K-Means Clustering Method

Use the radio buttons to select the method used for joining the clusters. The Automated K Means method is selected by default.

Available options are described in the table below:

Clustering Method

Description

Automated K Means

Choose this method to compute a fixed number of clusters.

This method calls SAS/STAT PROC FASTCLUS. Refer to the PROC FASTCLUS documentation for additional details.

Automated Radius K Means

Choose this method to use the Correlation Radius for Clustering parameter to determine the number of clusters.

This method calls SAS/STAT PROC FASTCLUS. Refer to the PROC FASTCLUS documentation for additional details.

Interactive K Means

This method performs an iterative alternating fitting process to form the number of specified clusters. The K-Means clustering method first selects a set of n points called cluster seeds as a first guess of the means of the clusters. Each observation is assigned to the nearest seed to form a set of temporary clusters. The seeds are then replaced by the cluster means, the points are reassigned, and the process continues until no further changes occur in the clusters. The k-means approach is a special case of a general approach called the EM algorithm, where E stands for Expectation (the cluster means in this case) and the M stands for maximization, which means assigning points to closest clusters in this case.

This method is intended for use with larger data tables, from approximately 200 to 100,000 observations. With smaller data tables, the results can be highly sensitive to the order of the observations in the data table.

Interactive Normal Mixtures

Normal mixtures is an iterative technique, but rather than being a clustering method to group rows, it is more of an estimation method to characterize the cluster groups. Rather than classifying each row into a cluster, it estimates the probability that a row is in each cluster.1

The normal mixtures approach to clustering predicts the proportion of responses expected within each cluster. The assumption is that the joint probability distribution of the measurement columns can be approximated using a mixture of multivariate normal distributions, which represent different clusters. The distributions have mean vectors and covariance matrices for each cluster.

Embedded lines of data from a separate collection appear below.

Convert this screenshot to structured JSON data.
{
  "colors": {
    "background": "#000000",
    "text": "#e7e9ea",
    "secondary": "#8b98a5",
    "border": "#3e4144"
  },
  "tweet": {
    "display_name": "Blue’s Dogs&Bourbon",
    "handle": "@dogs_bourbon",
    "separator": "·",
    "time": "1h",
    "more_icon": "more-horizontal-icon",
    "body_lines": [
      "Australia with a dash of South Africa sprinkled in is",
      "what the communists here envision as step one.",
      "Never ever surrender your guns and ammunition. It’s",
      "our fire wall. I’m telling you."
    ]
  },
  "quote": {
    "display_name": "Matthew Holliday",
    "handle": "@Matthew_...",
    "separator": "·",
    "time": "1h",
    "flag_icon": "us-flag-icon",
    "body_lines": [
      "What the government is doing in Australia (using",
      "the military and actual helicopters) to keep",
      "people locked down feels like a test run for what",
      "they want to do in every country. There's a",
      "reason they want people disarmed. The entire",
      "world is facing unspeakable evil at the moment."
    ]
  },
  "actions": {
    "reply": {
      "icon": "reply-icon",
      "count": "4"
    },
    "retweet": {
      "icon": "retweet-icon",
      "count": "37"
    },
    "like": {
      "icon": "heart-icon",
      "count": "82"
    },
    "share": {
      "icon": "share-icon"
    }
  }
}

Hierarchical and k-means clustering methods work well when clusters are well separated, but when clusters overlap, assigning each point to one cluster is problematic. In the overlap areas, there are points from several clusters sharing the same space. It is especially important to use normal mixtures rather than k-means clustering if you want an accurate estimate of the total population in each group, because it is based on membership probabilities, rather than arbitrary cluster assignments based on borders.

Interactive Self Organizing Map

The Self Organizing Map method forms clusters in a particular layout on a cluster grid, such that points in clusters that are near each other in the SOM grid are also near each other in multivariate space. This grid structure helps interpret the clusters in two dimensions: clusters that are close are more similar than distant clusters.